Dripping faucets and leaks developing around sinks, tubs, and toilets may indicate foundation problems if no other cause is found. Settlement puts stress on pipes, which leads to slow drips and leaks. Foundation sinking can abruptly break piping and create sudden leaks at joints. Cracks in foundation walls also allow water intrusion from outside to damage interior plumbing.
Watch existing cracks over several weeks to see if they are enlarging, which indicates an active foundation problem. Settlement cracks will stay the same for long periods, whereas foundation cracks steadily worsen as the sinking continues. Gaps may widen enough over time to allow mice or insects to get in. Mark crack locations with tape and write dates to track changes.
Look for items like fences, deck railings, landscaping walls, and concrete paths near the home's foundation that appear tilted, shifted, or rotating. This warns the ground is moving differentially under part of the foundation, causing instability. Settlement would not cause rotating objects, only general loosening, and separation. Make sure covers are tight on these items to check for recent movement.

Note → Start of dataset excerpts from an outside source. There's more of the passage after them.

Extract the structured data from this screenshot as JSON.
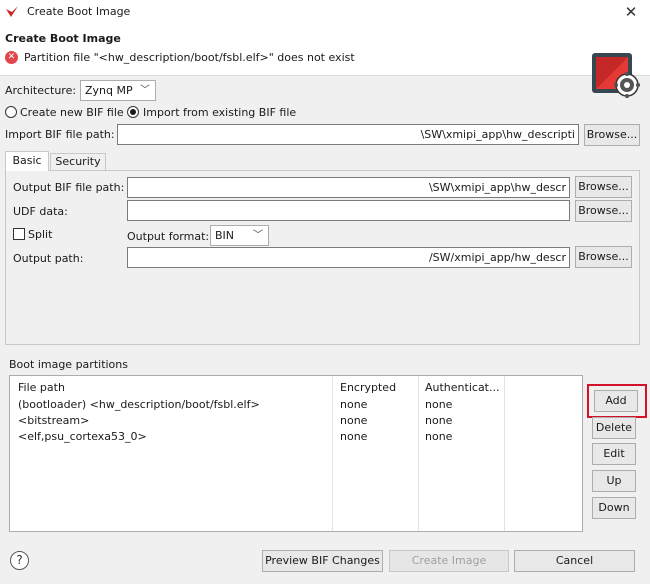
{
  "window": {
    "title": "Create Boot Image",
    "close_glyph": "✕"
  },
  "header": {
    "title": "Create Boot Image",
    "error_message": "Partition file \"<hw_description/boot/fsbl.elf>\" does not exist",
    "error_icon": "error-icon",
    "logo_icon": "gear-image-icon"
  },
  "architecture": {
    "label": "Architecture:",
    "value": "Zynq MP"
  },
  "bif_mode": {
    "create_label": "Create new BIF file",
    "import_label": "Import from existing BIF file",
    "selected": "import"
  },
  "import_bif": {
    "label": "Import BIF file path:",
    "value": "\\SW\\xmipi_app\\hw_descripti",
    "browse": "Browse..."
  },
  "tabs": [
    {
      "label": "Basic",
      "active": true
    },
    {
      "label": "Security",
      "active": false
    }
  ],
  "basic": {
    "output_bif_label": "Output BIF file path:",
    "output_bif_value": "\\SW\\xmipi_app\\hw_descr",
    "udf_label": "UDF data:",
    "udf_value": "",
    "split_label": "Split",
    "split_checked": false,
    "output_format_label": "Output format:",
    "output_format_value": "BIN",
    "output_path_label": "Output path:",
    "output_path_value": "/SW/xmipi_app/hw_descr",
    "browse": "Browse..."
  },
  "partitions": {
    "label": "Boot image partitions",
    "columns": [
      "File path",
      "Encrypted",
      "Authenticat..."
    ],
    "rows": [
      [
        "(bootloader) <hw_description/boot/fsbl.elf>",
        "none",
        "none"
      ],
      [
        "<bitstream>",
        "none",
        "none"
      ],
      [
        "<elf,psu_cortexa53_0>",
        "none",
        "none"
      ]
    ],
    "buttons": {
      "add": "Add",
      "delete": "Delete",
      "edit": "Edit",
      "up": "Up",
      "down": "Down"
    }
  },
  "footer": {
    "help_glyph": "?",
    "preview": "Preview BIF Changes",
    "create": "Create Image",
    "cancel": "Cancel"
  },
  "colors": {
    "highlight": "#d4122a",
    "error": "#e0474c",
    "logo_red": "#c62828",
    "logo_dark": "#37474f"
  }
}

Pay attention over time for sticking doors that previously operated fine or new gaps forming between moldings, countertops, cabinets, and floors. These gradual changes signal foundation sinking. If settlement was occurring, you'd see consistent looseness rather than new sticking or separations. Constantly evolving symptoms indicate worsening foundation instability.

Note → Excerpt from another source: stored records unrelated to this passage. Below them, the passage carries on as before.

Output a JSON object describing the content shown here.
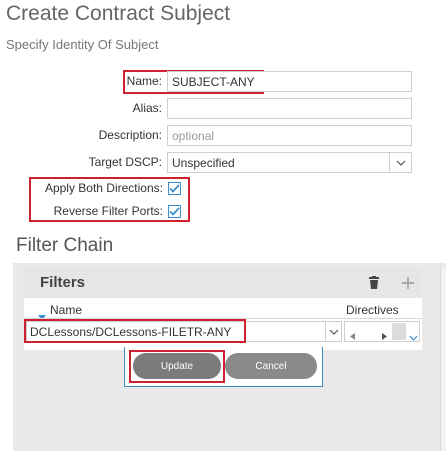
{
  "header": {
    "title": "Create Contract Subject",
    "subtitle": "Specify Identity Of Subject"
  },
  "form": {
    "name_label": "Name:",
    "name_value": "SUBJECT-ANY",
    "alias_label": "Alias:",
    "alias_value": "",
    "description_label": "Description:",
    "description_placeholder": "optional",
    "target_dscp_label": "Target DSCP:",
    "target_dscp_value": "Unspecified",
    "apply_both_directions_label": "Apply Both Directions:",
    "apply_both_directions_checked": true,
    "reverse_filter_ports_label": "Reverse Filter Ports:",
    "reverse_filter_ports_checked": true
  },
  "filter_chain": {
    "title": "Filter Chain",
    "filters_title": "Filters",
    "columns": {
      "name": "Name",
      "directives": "Directives"
    },
    "row": {
      "filter_value": "DCLessons/DCLessons-FILETR-ANY"
    },
    "update_label": "Update",
    "cancel_label": "Cancel"
  },
  "colors": {
    "highlight_red": "#d0202f",
    "accent_blue": "#3a8fc8",
    "button_gray": "#7b7b7b"
  },
  "icons": {
    "delete": "trash-icon",
    "add": "plus-icon",
    "sort": "sort-down-icon",
    "dropdown": "chevron-down-icon"
  }
}
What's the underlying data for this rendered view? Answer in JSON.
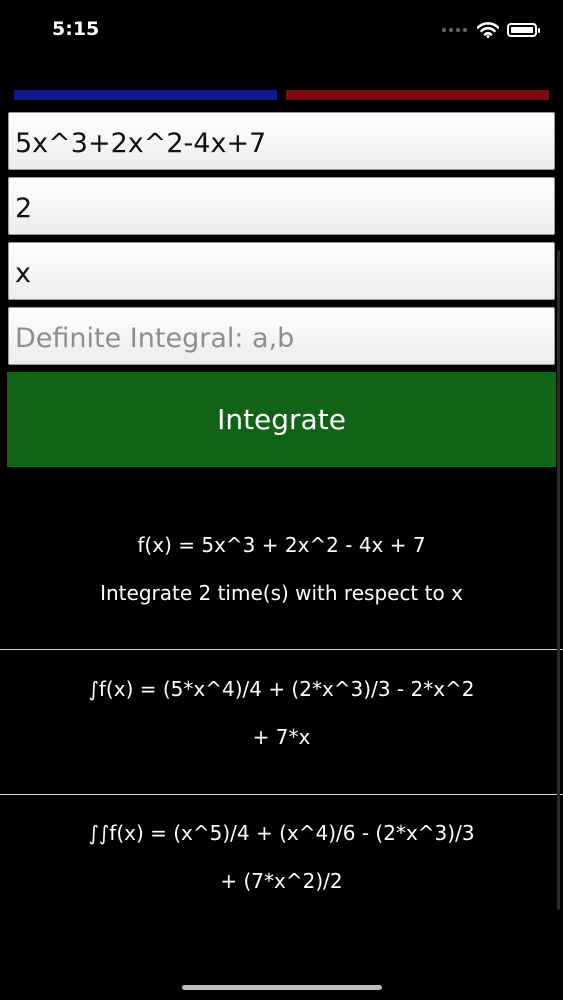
{
  "status_bar": {
    "time": "5:15"
  },
  "inputs": {
    "function_value": "5x^3+2x^2-4x+7",
    "times_value": "2",
    "variable_value": "x",
    "definite_placeholder": "Definite Integral: a,b"
  },
  "actions": {
    "integrate_label": "Integrate"
  },
  "results": {
    "function_line": "f(x) = 5x^3 + 2x^2 - 4x + 7",
    "description_line": "Integrate 2 time(s) with respect to x",
    "first_integral_line1": "∫f(x) = (5*x^4)/4 + (2*x^3)/3 - 2*x^2",
    "first_integral_line2": "+ 7*x",
    "second_integral_line1": "∫∫f(x) = (x^5)/4 + (x^4)/6 - (2*x^3)/3",
    "second_integral_line2": "+ (7*x^2)/2"
  },
  "colors": {
    "background": "#000000",
    "bar_blue": "#0f1a8a",
    "bar_red": "#7d0b0b",
    "button_green": "#116316"
  },
  "icons": [
    "signal-dots-icon",
    "wifi-icon",
    "battery-icon"
  ]
}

Check areas around the foundation for signs of poor drainage like water pooling, algae growth, erosion, or damp soil. Improper grading and insufficient runoff from roof gutters can allow excess water against the foundation, which softens the ground and enables sinking. Proper drainage helps prevent foundation issues, so improper drainage points to this cause.

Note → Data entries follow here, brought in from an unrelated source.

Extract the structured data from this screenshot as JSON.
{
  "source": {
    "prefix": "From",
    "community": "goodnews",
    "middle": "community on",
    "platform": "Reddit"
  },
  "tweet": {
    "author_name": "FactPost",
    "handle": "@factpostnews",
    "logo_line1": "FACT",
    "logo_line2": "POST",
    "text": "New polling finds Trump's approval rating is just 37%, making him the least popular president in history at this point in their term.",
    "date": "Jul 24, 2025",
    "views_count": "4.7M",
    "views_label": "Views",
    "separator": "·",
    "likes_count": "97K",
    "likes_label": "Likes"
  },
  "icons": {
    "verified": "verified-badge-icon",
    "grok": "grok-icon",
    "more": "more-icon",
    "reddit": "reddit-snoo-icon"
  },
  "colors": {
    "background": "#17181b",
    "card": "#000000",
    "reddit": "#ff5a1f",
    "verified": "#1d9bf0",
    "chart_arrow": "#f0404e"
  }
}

If you suspect foundation problems, have a structural engineer, foundation repair company, or home inspector examine the house and take elevation measurements. They can definitively determine if the symptoms are due to settlement or foundation failure. This evaluation is crucial to designing the right repairs and preventing further damage. A trained professional can detect issues you might miss.
Noticing concerning signs in your home can be unsettling, but carefully evaluating the differences between settlement and foundation issues empowers you to understand what is happening. Look thoroughly throughout the interior and exterior for patterns of cracking, shifting, sticking, and leakage that points to a foundation problem versus general home settling. Monitor changes over time and have a professional assessment done if needed. Staying informed about the structural condition of your home is key to getting any necessary repairs addressed promptly to prevent further damage. With a methodical approach, you can determine if foundation problems are causing the symptoms and maintain the stability of your home.
About Dayton Foundation Repair Experts
Dayton Foundation Repair Experts are the local area's #1 concrete slab and pier & beam experts. We work diligently to bring our customers affordable services they can fully depend on. To schedule a no-strings-attached inspection and estimate, please call (937) 998-4353.
When should I be concerned about house settling?
Settling that occurs during the first two years after construction is normal as the house adjusts. However, ongoing settling after the initial period or any sudden shifts signals a potential problem that should be inspected further.
How do you diagnose foundation problems?
Look for signs like sticking doors, sloping floors, exterior cracks, and leakage issues that get progressively worse over time. Consulting a structural engineer to do a thorough evaluation and take elevation measurements can definitively diagnose foundation failure and guide appropriate repairs.